Sunday, August 15, 2010

Happy Birthday, Virginia Clemm Poe

"...In this humble domicile I can say, that I have spent some of the pleasantest hours of my life--certainly some of the most intellectual. They were passed in the company of the poet himself, and his wife--a lady angelically beautiful in person and not less beautiful in spirit. No one who remembers that dark-eyed, dark-haired daughter of Virginia--her own name, if I rightly remember--her grace, her facial beauty, her demeanor, so modest as to be remarkable--no one who has ever spent an hour in her company but will endorse what I have above said. I remember how we, the friends of the poet, used to talk of her high qualities. And when we talked of her beauty, I well knew that the rose-tint upon her cheek was too bright, too pure to be of Earth. It was consumption's color--that sadly beautiful light that beckons to an early tomb..."
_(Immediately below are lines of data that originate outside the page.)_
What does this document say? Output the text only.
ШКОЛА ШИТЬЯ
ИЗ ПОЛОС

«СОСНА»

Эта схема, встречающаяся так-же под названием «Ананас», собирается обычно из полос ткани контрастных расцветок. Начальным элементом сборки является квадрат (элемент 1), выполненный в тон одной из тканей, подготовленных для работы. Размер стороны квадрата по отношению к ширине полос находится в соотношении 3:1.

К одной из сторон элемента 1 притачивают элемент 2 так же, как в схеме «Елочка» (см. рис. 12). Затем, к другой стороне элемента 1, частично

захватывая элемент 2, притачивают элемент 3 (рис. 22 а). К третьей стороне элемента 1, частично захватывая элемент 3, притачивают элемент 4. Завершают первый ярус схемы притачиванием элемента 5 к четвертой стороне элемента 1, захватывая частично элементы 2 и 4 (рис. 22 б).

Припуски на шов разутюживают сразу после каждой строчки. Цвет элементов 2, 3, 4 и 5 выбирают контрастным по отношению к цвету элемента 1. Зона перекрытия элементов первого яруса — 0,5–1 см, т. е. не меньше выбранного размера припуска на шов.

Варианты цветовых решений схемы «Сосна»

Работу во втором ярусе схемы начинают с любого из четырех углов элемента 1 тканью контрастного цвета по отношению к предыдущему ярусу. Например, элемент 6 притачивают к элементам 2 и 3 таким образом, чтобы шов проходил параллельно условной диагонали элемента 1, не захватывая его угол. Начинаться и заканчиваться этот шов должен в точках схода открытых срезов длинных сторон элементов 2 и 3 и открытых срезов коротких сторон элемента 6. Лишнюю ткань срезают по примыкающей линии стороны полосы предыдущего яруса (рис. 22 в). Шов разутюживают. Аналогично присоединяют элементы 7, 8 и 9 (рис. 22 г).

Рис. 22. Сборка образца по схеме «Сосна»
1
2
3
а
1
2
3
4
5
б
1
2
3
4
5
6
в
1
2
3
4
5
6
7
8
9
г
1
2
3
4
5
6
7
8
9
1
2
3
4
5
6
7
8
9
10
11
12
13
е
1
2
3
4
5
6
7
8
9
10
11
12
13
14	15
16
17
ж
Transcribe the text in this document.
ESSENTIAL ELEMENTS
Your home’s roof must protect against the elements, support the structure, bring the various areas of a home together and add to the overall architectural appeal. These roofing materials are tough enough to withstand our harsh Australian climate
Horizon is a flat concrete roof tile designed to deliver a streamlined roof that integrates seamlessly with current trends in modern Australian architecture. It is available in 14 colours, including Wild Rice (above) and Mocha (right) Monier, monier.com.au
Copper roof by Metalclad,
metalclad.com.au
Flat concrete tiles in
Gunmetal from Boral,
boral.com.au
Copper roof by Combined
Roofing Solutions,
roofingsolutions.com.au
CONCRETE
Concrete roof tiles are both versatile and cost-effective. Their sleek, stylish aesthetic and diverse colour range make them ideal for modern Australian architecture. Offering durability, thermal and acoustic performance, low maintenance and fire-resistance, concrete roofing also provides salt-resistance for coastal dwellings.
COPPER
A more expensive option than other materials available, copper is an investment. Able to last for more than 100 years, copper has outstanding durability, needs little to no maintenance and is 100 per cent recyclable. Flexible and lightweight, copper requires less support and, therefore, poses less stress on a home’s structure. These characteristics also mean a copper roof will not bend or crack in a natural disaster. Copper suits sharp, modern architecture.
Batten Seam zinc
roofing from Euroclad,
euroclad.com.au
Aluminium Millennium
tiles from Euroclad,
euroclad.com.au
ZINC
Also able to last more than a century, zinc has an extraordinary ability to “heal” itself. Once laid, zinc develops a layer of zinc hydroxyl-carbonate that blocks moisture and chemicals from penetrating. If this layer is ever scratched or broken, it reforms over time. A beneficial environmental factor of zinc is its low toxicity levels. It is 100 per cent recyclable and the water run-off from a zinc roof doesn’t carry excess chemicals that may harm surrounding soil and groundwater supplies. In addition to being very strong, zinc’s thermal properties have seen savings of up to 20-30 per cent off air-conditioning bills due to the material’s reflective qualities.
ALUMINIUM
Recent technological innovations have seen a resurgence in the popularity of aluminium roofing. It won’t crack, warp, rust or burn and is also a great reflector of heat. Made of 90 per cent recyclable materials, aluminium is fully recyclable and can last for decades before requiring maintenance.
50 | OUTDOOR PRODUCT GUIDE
"...I saw before me a man [Poe] to whom vulgar rumor had attributed those personal graces supposed to attract the admiration of women. This is the usual description given of him in biographical sketches. And why, I cannot tell, unless it has been done to round off a piquant paragraph. His was a face purely intellectual. Women might admire it, thinking of this; but it is doubtful if many of them ever fell, or could have fallen, in love with the man to whom it belonged. I don't think many ever did. It was enough for one man to be beloved by one such woman as he had for his wife."
-Mayne Reid, writing of Edgar and Virginia Poe in "A Dead Man Defended," "Onward" magazine, April 1869


"This “evil” was the greatest which can befall a man. Six years ago, a wife, whom I loved as no man ever loved before, ruptured a blood-vessel in singing. Her life was despaired of. I took leave of her forever & underwent all the agonies of her death. She recovered partially and I again hoped. At the end of a year the vessel broke again--I went through precisely the same scene. Again in about a year afterward. Then again--again--again & even once again at varying intervals. Each time I felt all the agonies of her death--and at each accession of the disorder I loved her more dearly & clung to her life with more desperate pertinacity. But I am constitutionally sensitive--nervous in a very unusual degree. I became insane, with long intervals of horrible sanity. During these fits of absolute unconsciousness I drank, God only knows how often or how much. As a matter of course, my enemies referred the insanity to the drink rather than the drink to the insanity. I had indeed, nearly abandoned all hope of a permanent cure when I found one in the death of my wife. This I can & do endure as becomes a man--it was the horrible never-ending oscillation between hope & despair which I could not longer have endured without the total loss of reason. In the death of what was my life, then, I receive a new but--oh God! how melancholy an existence."
-Edgar Allan Poe, letter to George W. Eveleth, January 4, 1848

The Sleeper Edgar Allan Poe
"The lady sleeps! Oh, may her sleep,
Which is enduring, so be deep!
Heaven have her in its sacred keep!
This chamber changed for one more holy,
This bed for one more melancholy,
I pray to God that she may lie
Forever with unopened eye,
While the pale sheeted ghosts go by!"